Every four years, the world's sporting attention shifts to one location for the FIFA World Cup. In a melting pot of world cultures like the United States of America, national pride is pertinent on city streets whether you are from Brazil, Croatia, Nigeria or right here in the U.S.
This year, the city of Seattle has a different perspective on the World Cup, as 20-year-old Sounders FC defender DeAndre Yedlin suits up for the U.S. National Team alongside Sounders teammate Clint Dempsey, who has been in Seattle less than a year but has already become an iconic figure in a city that loves its sports stars.
That civic and club pride is ubiquitous on the streets as fans don their Rave Green and their Red, White and Blue in support of club and country for the two Sounders FC stars that are in Brazil preparing for the biggest games of their lives.
In previous years, Seattle could look to the World Cup with pride as local products Chris Henderson, Kasey Keller and Marcus Hahnemann represented the U.S. National Team.
This is different though. Not only is there a local product on the team in Yedlin, but Yedlin and Dempsey go to the biggest stage representing the local club. When commentators talk about those two – and they will talk plenty about Dempsey if things are going well for the U.S. – they will be talking about "Sounders FC forward Clint Dempsey" and fans can beam with pride in a way they have never been able to before.
In 2010, Sounders FC fans could watch Blaise Nkufo playing with Switzerland, as Seattle had announced his signing well before the World Cup and he would join the team shortly thereafter. What fans didn't know at the time was that Seattle was also in talks with Uruguayan midfielder Alvaro Fernandez and once he completed a run to the quarterfinals, he joined the Sounders, where he would stay for two years before a trade to the Chicago Fire.
Henderson, who is now the Sporting Director with Sounders FC, didn't rule out a similar move this year.
"It's exciting with the summer window opening. I know last World Cup we were really busy with new players coming in, but we're always looking," Henderson said. "Players are coming to us, we're keeping our eye on some guys and we'll see what happens with the summer window, but for next year too, we've got to look forward for that."
Seattle isn't alone in watching its club players on the World Cup stage.
There are 22 MLS players from 13 clubs on World Cup rosters, more than any other year in league history. That includes 10 players with the U.S., four with Honduras and three with Costa Rica, but with the addition of David Villa with New York City FC and Julio Cesar with Toronto FC, there are also players with some of the favorites to win the tournament in Spain and Brazil.

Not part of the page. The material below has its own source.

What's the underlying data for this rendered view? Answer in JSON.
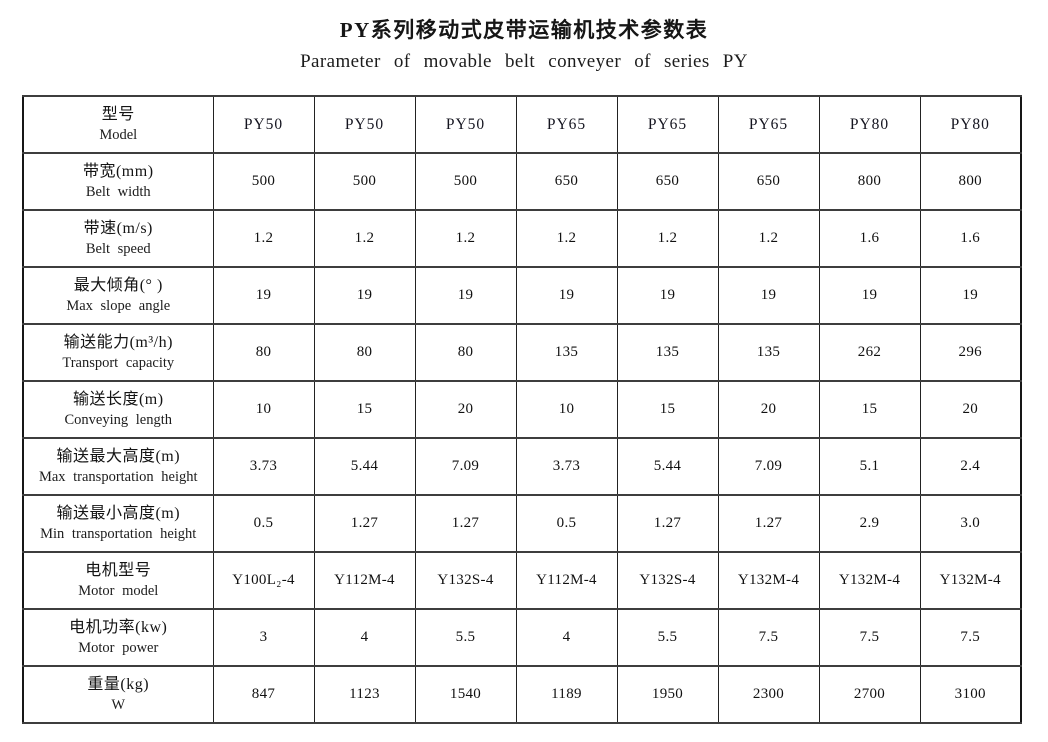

Sounders FC has had 12 players with World Cup experience either before, during or after their time with Seattle.
Those include current players Leo Gonzalez, Marcus Hahnemann, Obafemi Martins, Gonzalo Pineda, Dempsey and Yedlin, and former players Fernandez, Eddie Johnson, Keller, Freddie Ljungberg, Mario Martinez and Nkufo.

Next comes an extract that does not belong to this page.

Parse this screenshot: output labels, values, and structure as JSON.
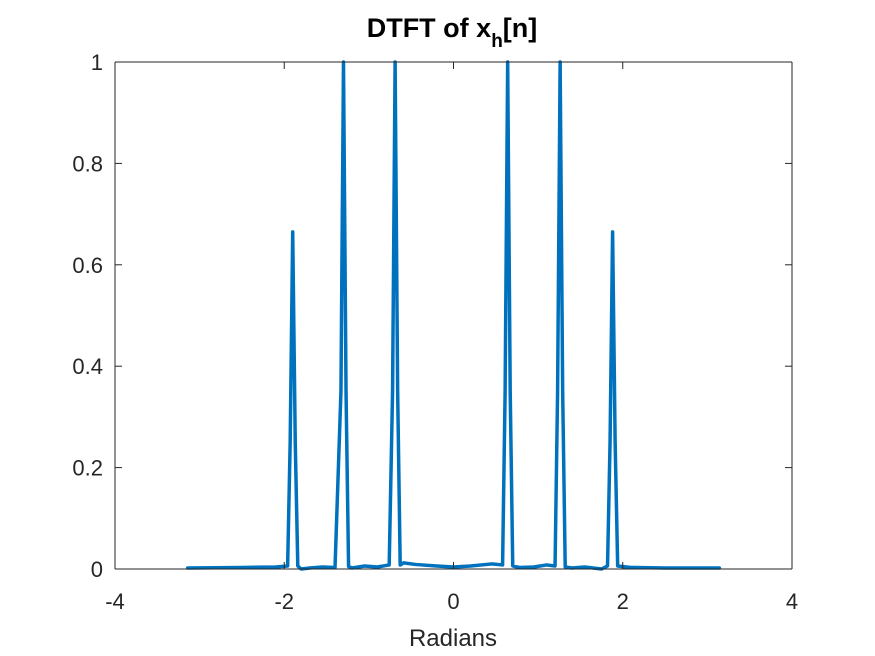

Three players with the Sounders in the USL from 1994-2008 also went on to play in World Cups – Hahnemann, Brian Ching and Herculez Gomez.

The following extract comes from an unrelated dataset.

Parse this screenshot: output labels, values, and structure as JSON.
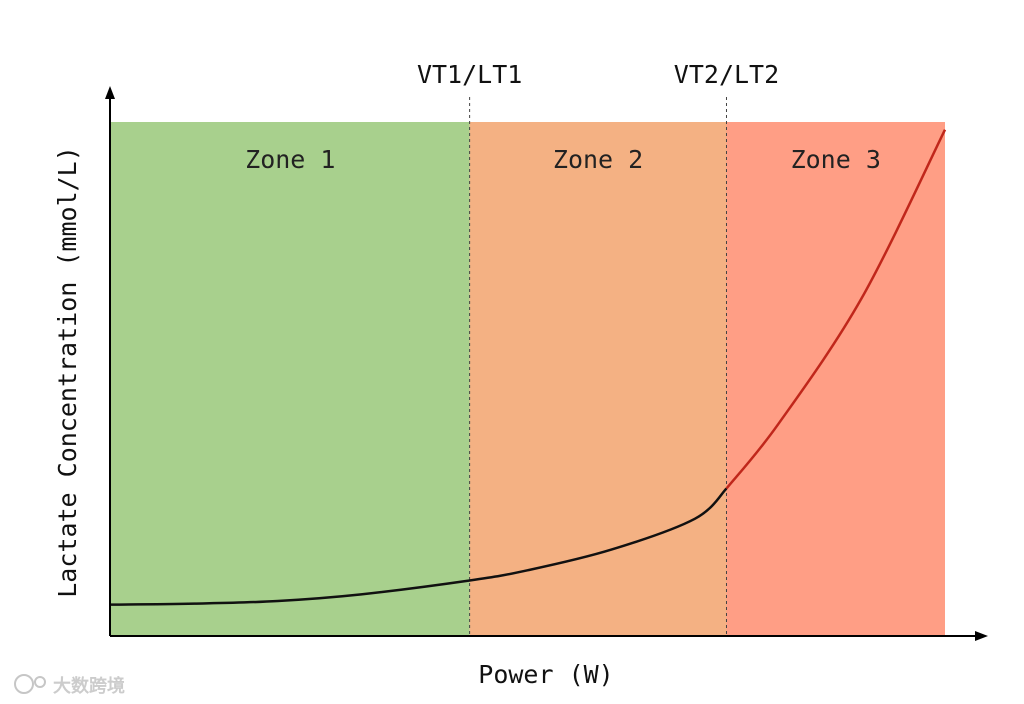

During the NASL era from 1974-1983, there were a slew of players who previously had played in World Cups, but none greater than Geoff Hurst and Bobby Moore. Their time with Seattle may have been short, but Hurst and Moore brought with them the prestige of a World Cup championship, which they won together in 1966. Hurst was the last player to score a hat trick in a World Cup final that year when he scored three goals against West Germany and Moore was the captain in 1966 and 1970.
In addition, Joe Corrigan played in the 1982 World Cup with England, Tommy Hutchinson played in 1974 for Scotland and Ian Bridge played in 1986 for Canada.
However, 2014 will be remembered as the first year that an active player for the Sounders was on a World Cup roster – and Seattle has two.